PADI4 (protein-arginine deiminase, also known as protein l-arginine iminohydrolase) is one of the human isoforms of a family of Ca²⁺-dependent proteins catalyzing the conversion of arginine to citrulline. Although the consequences of this process, known as citrullination, are not fully understood, all PADIs have been suggested to play essential roles in development and cell differentiation. They have been found in a wide range of cells and tissues and, among them, PADI4 is present in macrophages, monocytes, granulocytes and cancer cells. In this work, we focused on the biophysical features of PADI4 and, more importantly, how its expression was altered in cancer cells. Firstly, we described the different expression patterns of PADI4 in various cancer cell lines and its colocalization with the tumor-related protein p53. Secondly, we carried out a biophysical characterization of PADI4, by using a combination of biophysical techniques and in silico molecular dynamics simulations. Our biochemical results suggest the presence of several forms of PADI4 with different subcellular localizations, depending on the cancer cell line. Furthermore, PADI4 could have a major role in tumorigenesis by regulating p53 expression in certain cancer cell lines. On the other hand, the native structure of PADI4 was strongly pH-dependent both in the absence or presence of Ca²⁺, and showed two pH-titrations at basic and acidic pH values. Thus, there was a narrow pH range (from 6.5 to 8.0) where the protein was dimeric and had a native structure, supporting its role in histones citrullination.
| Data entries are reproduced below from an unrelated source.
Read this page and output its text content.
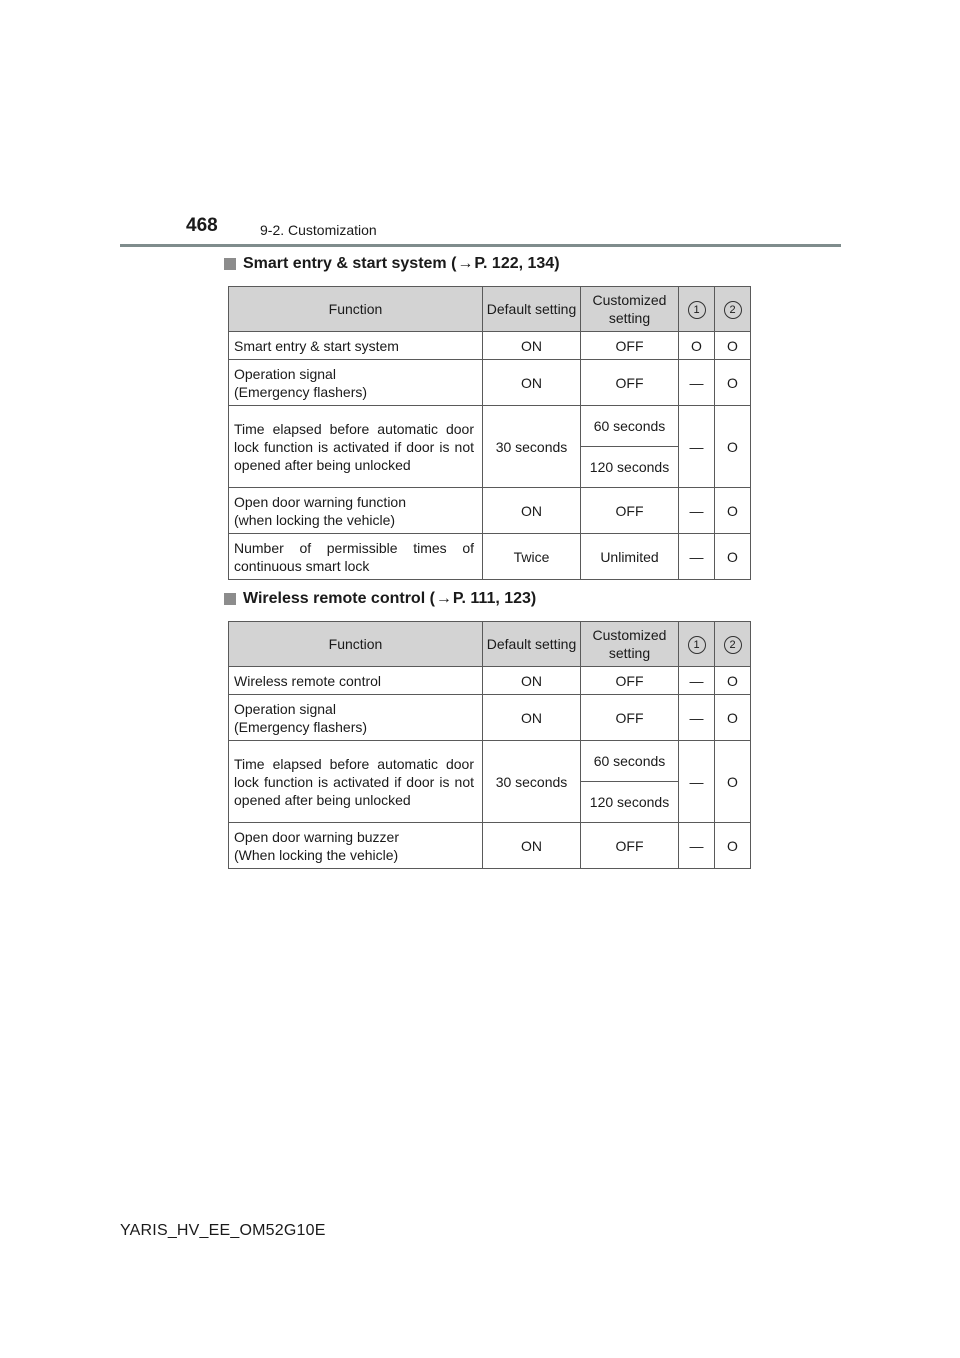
468	9-2. Customization
Smart entry & start system ( → P. 122, 134)
Function	Default setting	Customized setting	1	2
Smart entry & start system	ON	OFF	O	O
Operation signal
(Emergency flashers)	ON	OFF	—	O
Time elapsed before automatic door lock function is activated if door is not opened after being unlocked	30 seconds	60 seconds	—	O
		120 seconds		
Open door warning function
(when locking the vehicle)	ON	OFF	—	O
Number of permissible times of continuous smart lock	Twice	Unlimited	—	O
Wireless remote control ( → P. 111, 123)
Function	Default setting	Customized setting	1	2
Wireless remote control	ON	OFF	—	O
Operation signal
(Emergency flashers)	ON	OFF	—	O
Time elapsed before automatic door lock function is activated if door is not opened after being unlocked	30 seconds	60 seconds	—	O
		120 seconds		
Open door warning buzzer
(When locking the vehicle)	ON	OFF	—	O
YARIS_HV_EE_OM52G10E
Thermal denaturations were always two-state, but guanidinium-induced ones showed that PADI4 unfolded through at least one intermediate. Our simulation results suggest that the thermal melting of PADI4 structure was rather homogenous throughout its sequence. The overall results are discussed in terms of the functional role of PADI4 in the development of cancer.

Keywords: Calorimetry; Cancer; Circular dichroism; Fluorescence; Protein stability; Western blot.